Craniotomy and open biopsy were performed to obtain a full tissue diagnosis. Histological examination revealed a malignant embryonal tumour composed of primitive undifferentiated cells with high mitotic activity. The parents were advised that intensive care should be withdrawn and following discussion, the infant was extubated and died peacefully in his parents’ arms.

Discussion

Brain tumours in infancy have a different biology to tumours presenting later in childhood (table 1). Supratentorial astrocytomas, medulloblastomas (including PNET), and choroid plexus tumours are the most common tumours of infancy, whereas later in childhood, the commonest tumours are infratentorial astrocytomas and medulloblastomas. Tumours of infancy are predominantly supratentorial, with a shift to infratentorial predominance at around 2 years of age.9

Table 1

UK study of brain tumours in the first two years of life9

Imaging of congenital neoplasms presents its own difficulties. Cranial ultrasonography has the advantage of being performed at the cotside but computed tomography and MRI provide more detailed images and are recommended for brain stem and posterior fossa tumours where bone artefact can obscure anatomical details on ultrasonography.10 MRI provides finer detail than computed tomography and sagittal views that computed tomography cannot provide. Before effective imaging, many congenital intracranial neoplasms were diagnosed at necropsy.11 However, there are now 20 reports of antenatal ultrasound diagnosis.12 The median gestational age at the time of diagnosis in these cases was 31.5 weeks. In the case presented, the presence of a normal early scan suggests tumour genesis or growth in the second or third trimester of pregnancy.

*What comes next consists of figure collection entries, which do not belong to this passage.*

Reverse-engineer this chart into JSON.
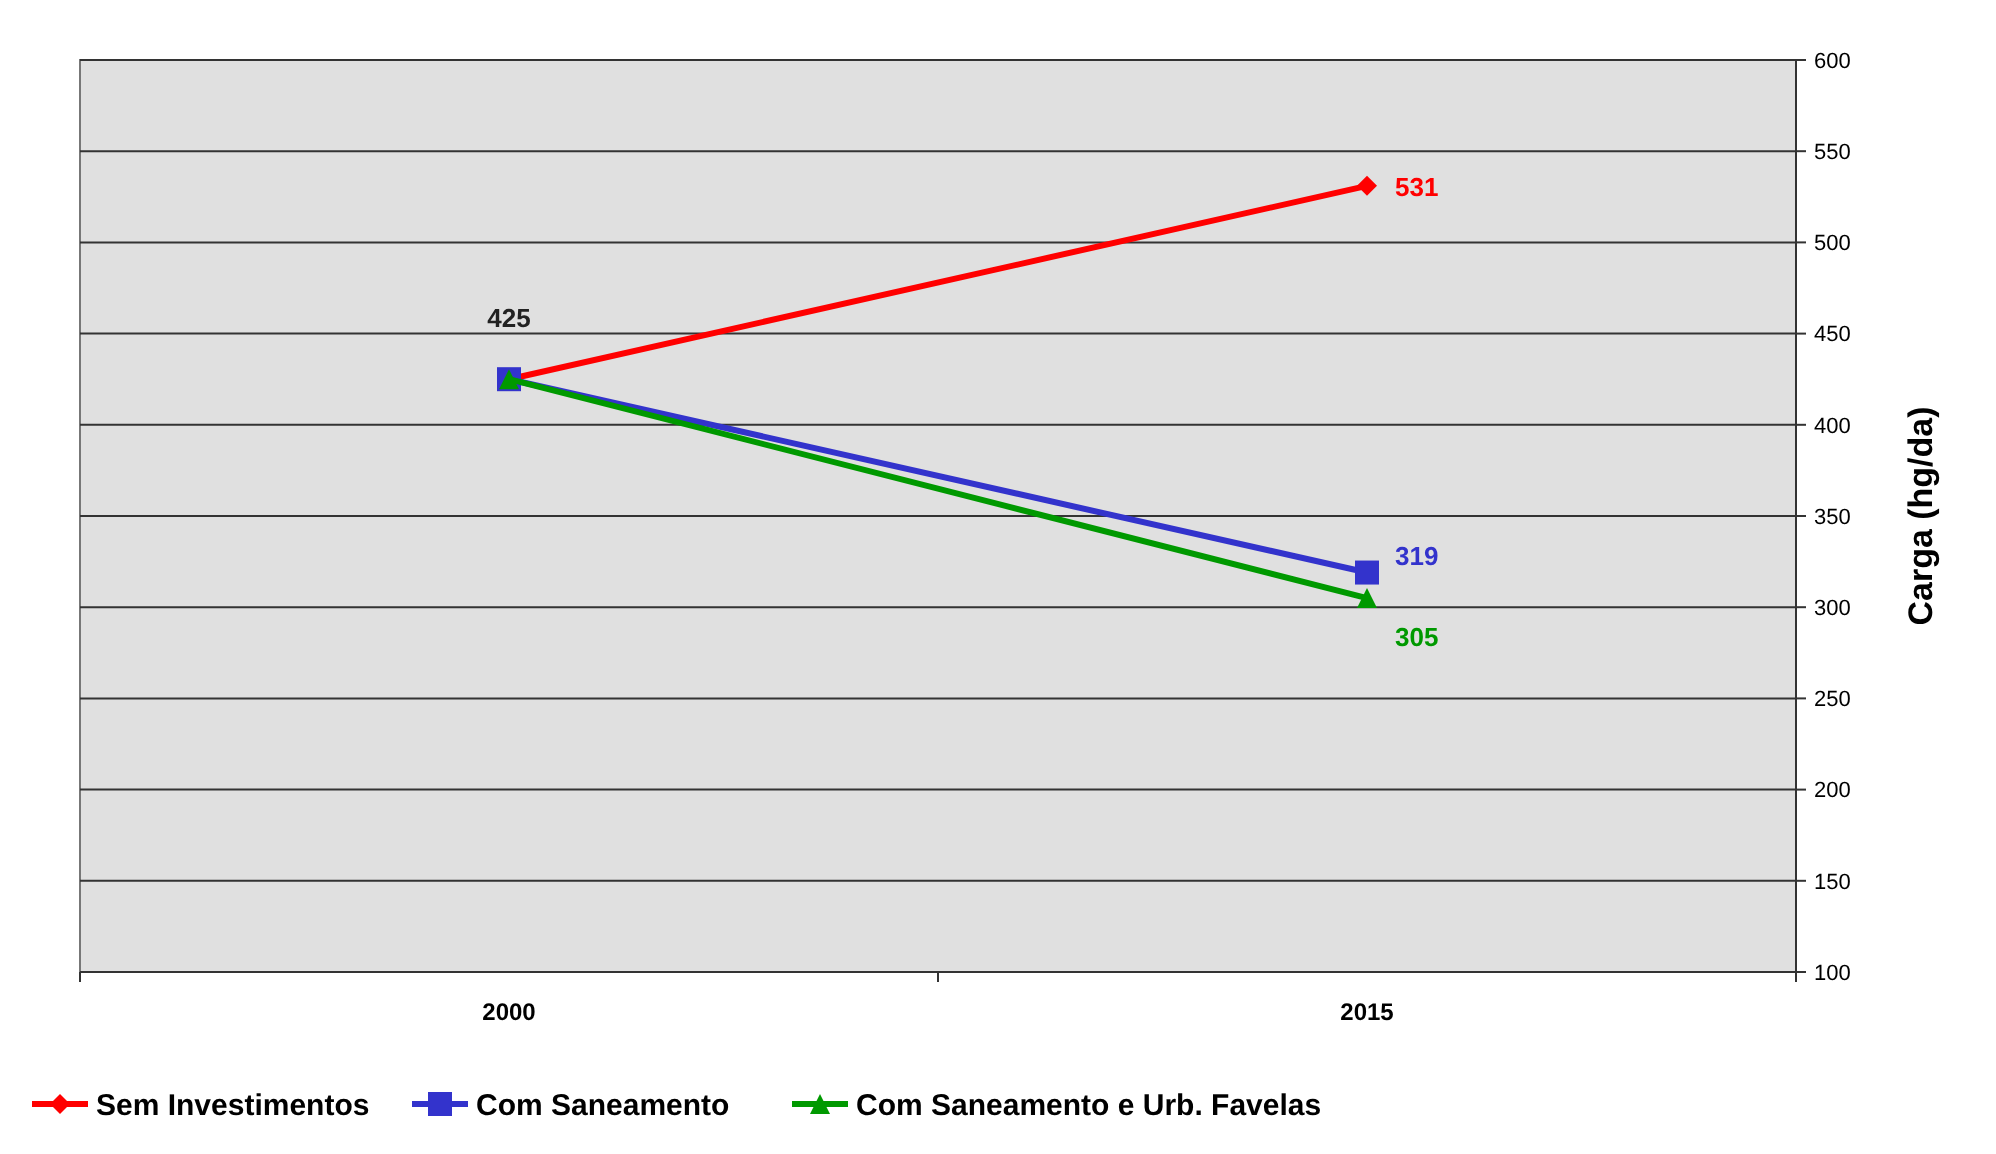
{
  "chart_data": {
    "type": "line",
    "ylabel": "Carga (hg/da)",
    "categories": [
      "2000",
      "2015"
    ],
    "series": [
      {
        "name": "Sem Investimentos",
        "color": "#ff0000",
        "marker": "diamond",
        "values": [
          425,
          531
        ],
        "value_labels": [
          "425",
          "531"
        ]
      },
      {
        "name": "Com Saneamento",
        "color": "#3333cc",
        "marker": "square",
        "values": [
          425,
          319
        ],
        "value_labels": [
          null,
          "319"
        ]
      },
      {
        "name": "Com Saneamento e Urb. Favelas",
        "color": "#009900",
        "marker": "triangle",
        "values": [
          425,
          305
        ],
        "value_labels": [
          null,
          "305"
        ]
      }
    ],
    "ylim": [
      100,
      600
    ],
    "yticks": [
      100,
      150,
      200,
      250,
      300,
      350,
      400,
      450,
      500,
      550,
      600
    ],
    "grid": "y",
    "legend": "bottom"
  }
}
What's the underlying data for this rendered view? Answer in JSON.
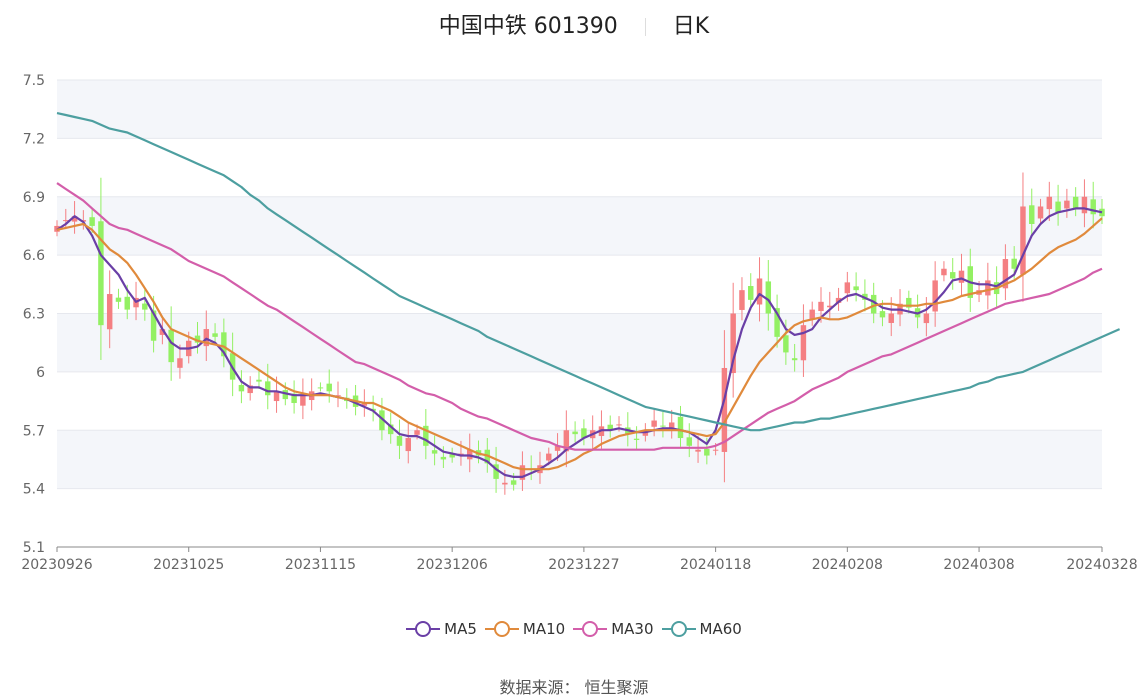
{
  "header": {
    "stock_name": "中国中铁",
    "stock_code": "601390",
    "period": "日K"
  },
  "source": {
    "label": "数据来源：",
    "value": "恒生聚源"
  },
  "colors": {
    "up": "#f47f82",
    "down": "#93f063",
    "grid": "#e6e8ee",
    "band": "#f4f6fa",
    "axis": "#666666"
  },
  "chart_data": {
    "type": "candlestick",
    "ylim": [
      5.1,
      7.5
    ],
    "yticks": [
      5.1,
      5.4,
      5.7,
      6,
      6.3,
      6.6,
      6.9,
      7.2,
      7.5
    ],
    "xticks": [
      {
        "label": "20230926",
        "index": 0
      },
      {
        "label": "20231025",
        "index": 15
      },
      {
        "label": "20231115",
        "index": 30
      },
      {
        "label": "20231206",
        "index": 45
      },
      {
        "label": "20231227",
        "index": 60
      },
      {
        "label": "20240118",
        "index": 75
      },
      {
        "label": "20240208",
        "index": 90
      },
      {
        "label": "20240308",
        "index": 105
      },
      {
        "label": "20240328",
        "index": 119
      }
    ],
    "close": [
      6.75,
      6.78,
      6.8,
      6.78,
      6.75,
      6.24,
      6.4,
      6.36,
      6.32,
      6.38,
      6.32,
      6.16,
      6.22,
      6.05,
      6.07,
      6.16,
      6.15,
      6.22,
      6.18,
      6.08,
      5.96,
      5.9,
      5.93,
      5.95,
      5.88,
      5.9,
      5.86,
      5.84,
      5.88,
      5.9,
      5.92,
      5.9,
      5.88,
      5.85,
      5.82,
      5.84,
      5.8,
      5.7,
      5.68,
      5.62,
      5.66,
      5.7,
      5.62,
      5.58,
      5.55,
      5.56,
      5.58,
      5.6,
      5.57,
      5.53,
      5.45,
      5.43,
      5.42,
      5.52,
      5.5,
      5.52,
      5.58,
      5.62,
      5.7,
      5.68,
      5.66,
      5.7,
      5.72,
      5.7,
      5.73,
      5.68,
      5.65,
      5.7,
      5.75,
      5.72,
      5.74,
      5.66,
      5.62,
      5.6,
      5.57,
      5.6,
      6.02,
      6.3,
      6.42,
      6.37,
      6.48,
      6.3,
      6.18,
      6.1,
      6.06,
      6.24,
      6.32,
      6.36,
      6.34,
      6.38,
      6.46,
      6.42,
      6.37,
      6.3,
      6.28,
      6.3,
      6.35,
      6.33,
      6.28,
      6.3,
      6.47,
      6.53,
      6.48,
      6.52,
      6.38,
      6.42,
      6.47,
      6.4,
      6.58,
      6.53,
      6.85,
      6.76,
      6.85,
      6.9,
      6.82,
      6.88,
      6.84,
      6.9,
      6.81,
      6.8
    ],
    "series": [
      {
        "name": "MA5",
        "color": "#6a3fa6",
        "values": [
          6.73,
          6.76,
          6.8,
          6.77,
          6.7,
          6.6,
          6.55,
          6.5,
          6.42,
          6.36,
          6.38,
          6.3,
          6.22,
          6.15,
          6.12,
          6.12,
          6.13,
          6.17,
          6.15,
          6.1,
          6.02,
          5.95,
          5.92,
          5.92,
          5.9,
          5.9,
          5.89,
          5.88,
          5.88,
          5.88,
          5.89,
          5.88,
          5.87,
          5.86,
          5.84,
          5.82,
          5.8,
          5.76,
          5.72,
          5.68,
          5.67,
          5.67,
          5.65,
          5.62,
          5.59,
          5.58,
          5.57,
          5.57,
          5.56,
          5.54,
          5.5,
          5.47,
          5.46,
          5.46,
          5.48,
          5.5,
          5.53,
          5.56,
          5.6,
          5.63,
          5.66,
          5.68,
          5.7,
          5.7,
          5.71,
          5.7,
          5.69,
          5.69,
          5.7,
          5.71,
          5.71,
          5.7,
          5.69,
          5.66,
          5.63,
          5.7,
          5.86,
          6.06,
          6.22,
          6.33,
          6.4,
          6.37,
          6.3,
          6.22,
          6.19,
          6.2,
          6.22,
          6.28,
          6.32,
          6.36,
          6.39,
          6.4,
          6.38,
          6.36,
          6.33,
          6.32,
          6.32,
          6.31,
          6.3,
          6.32,
          6.36,
          6.41,
          6.47,
          6.48,
          6.46,
          6.45,
          6.45,
          6.44,
          6.47,
          6.5,
          6.6,
          6.7,
          6.76,
          6.8,
          6.82,
          6.83,
          6.84,
          6.84,
          6.83,
          6.82
        ]
      },
      {
        "name": "MA10",
        "color": "#e08a3c",
        "values": [
          6.73,
          6.74,
          6.75,
          6.76,
          6.73,
          6.68,
          6.63,
          6.6,
          6.56,
          6.5,
          6.43,
          6.36,
          6.28,
          6.22,
          6.2,
          6.18,
          6.16,
          6.15,
          6.14,
          6.13,
          6.1,
          6.07,
          6.04,
          6.01,
          5.98,
          5.95,
          5.92,
          5.9,
          5.89,
          5.88,
          5.88,
          5.88,
          5.87,
          5.86,
          5.85,
          5.84,
          5.84,
          5.82,
          5.8,
          5.77,
          5.74,
          5.72,
          5.7,
          5.68,
          5.66,
          5.64,
          5.62,
          5.6,
          5.58,
          5.57,
          5.55,
          5.53,
          5.51,
          5.5,
          5.5,
          5.5,
          5.5,
          5.51,
          5.53,
          5.55,
          5.58,
          5.6,
          5.63,
          5.65,
          5.67,
          5.68,
          5.69,
          5.7,
          5.7,
          5.7,
          5.7,
          5.7,
          5.69,
          5.68,
          5.67,
          5.68,
          5.74,
          5.82,
          5.9,
          5.98,
          6.05,
          6.1,
          6.15,
          6.2,
          6.24,
          6.26,
          6.27,
          6.28,
          6.27,
          6.27,
          6.28,
          6.3,
          6.32,
          6.34,
          6.35,
          6.35,
          6.34,
          6.34,
          6.34,
          6.35,
          6.35,
          6.36,
          6.37,
          6.39,
          6.4,
          6.41,
          6.42,
          6.43,
          6.45,
          6.47,
          6.5,
          6.53,
          6.57,
          6.61,
          6.64,
          6.66,
          6.68,
          6.71,
          6.75,
          6.79
        ]
      },
      {
        "name": "MA30",
        "color": "#d35eaa",
        "values": [
          6.97,
          6.94,
          6.91,
          6.88,
          6.84,
          6.8,
          6.76,
          6.74,
          6.73,
          6.71,
          6.69,
          6.67,
          6.65,
          6.63,
          6.6,
          6.57,
          6.55,
          6.53,
          6.51,
          6.49,
          6.46,
          6.43,
          6.4,
          6.37,
          6.34,
          6.32,
          6.29,
          6.26,
          6.23,
          6.2,
          6.17,
          6.14,
          6.11,
          6.08,
          6.05,
          6.04,
          6.02,
          6,
          5.98,
          5.96,
          5.93,
          5.91,
          5.89,
          5.88,
          5.86,
          5.84,
          5.81,
          5.79,
          5.77,
          5.76,
          5.74,
          5.72,
          5.7,
          5.68,
          5.66,
          5.65,
          5.64,
          5.62,
          5.61,
          5.6,
          5.6,
          5.6,
          5.6,
          5.6,
          5.6,
          5.6,
          5.6,
          5.6,
          5.6,
          5.61,
          5.61,
          5.61,
          5.61,
          5.61,
          5.61,
          5.62,
          5.64,
          5.67,
          5.7,
          5.73,
          5.76,
          5.79,
          5.81,
          5.83,
          5.85,
          5.88,
          5.91,
          5.93,
          5.95,
          5.97,
          6,
          6.02,
          6.04,
          6.06,
          6.08,
          6.09,
          6.11,
          6.13,
          6.15,
          6.17,
          6.19,
          6.21,
          6.23,
          6.25,
          6.27,
          6.29,
          6.31,
          6.33,
          6.35,
          6.36,
          6.37,
          6.38,
          6.39,
          6.4,
          6.42,
          6.44,
          6.46,
          6.48,
          6.51,
          6.53
        ]
      },
      {
        "name": "MA60",
        "color": "#4d9fa0",
        "values": [
          7.33,
          7.32,
          7.31,
          7.3,
          7.29,
          7.27,
          7.25,
          7.24,
          7.23,
          7.21,
          7.19,
          7.17,
          7.15,
          7.13,
          7.11,
          7.09,
          7.07,
          7.05,
          7.03,
          7.01,
          6.98,
          6.95,
          6.91,
          6.88,
          6.84,
          6.81,
          6.78,
          6.75,
          6.72,
          6.69,
          6.66,
          6.63,
          6.6,
          6.57,
          6.54,
          6.51,
          6.48,
          6.45,
          6.42,
          6.39,
          6.37,
          6.35,
          6.33,
          6.31,
          6.29,
          6.27,
          6.25,
          6.23,
          6.21,
          6.18,
          6.16,
          6.14,
          6.12,
          6.1,
          6.08,
          6.06,
          6.04,
          6.02,
          6,
          5.98,
          5.96,
          5.94,
          5.92,
          5.9,
          5.88,
          5.86,
          5.84,
          5.82,
          5.81,
          5.8,
          5.79,
          5.78,
          5.77,
          5.76,
          5.75,
          5.74,
          5.73,
          5.72,
          5.71,
          5.7,
          5.7,
          5.71,
          5.72,
          5.73,
          5.74,
          5.74,
          5.75,
          5.76,
          5.76,
          5.77,
          5.78,
          5.79,
          5.8,
          5.81,
          5.82,
          5.83,
          5.84,
          5.85,
          5.86,
          5.87,
          5.88,
          5.89,
          5.9,
          5.91,
          5.92,
          5.94,
          5.95,
          5.97,
          5.98,
          5.99,
          6,
          6.02,
          6.04,
          6.06,
          6.08,
          6.1,
          6.12,
          6.14,
          6.16,
          6.18,
          6.2,
          6.22
        ]
      }
    ]
  }
}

The management of congenital intracranial neoplasms is controversial, and, in the absence of definitive trial data, highly individual. There is a current trend towards initial surgical management with complete excision or maximal debulking of the tumour followed by radiotherapy or chemotherapy. Various regimens have been used,5 7 13with a trend towards avoiding radiotherapy if at all possible in the developing brain. The current prognosis for choroid plexus papilloma is excellent, with almost 100% disease free survival following surgical resection.5 However, the results for other histological types of tumour are variable, with two year survivals of tumours presenting at birth ranging between 7 and 70%.5 6 9

We suggest that there should be a high index of suspicion for congenital intracranial tumours in any infant presenting with hydrocephalus not noted on early antenatal scans. These infants present unique challenges in diagnosis, often requiring computed tomography and MRI scanning in addition to postnatal cranial ultrasonography. Management is also complex, involving dilemmas of ethics and medical management and should be determined in conjunction with a paediatric neuro-oncologist.

References

Figure 1

T1 weighted MRI scan (sagittal section): CSF looks grey due to high protein content.

Figure 2

T1 weighted MRI scan (coronal section).

Figure 3

T2 weighted MRI scan (transverse section).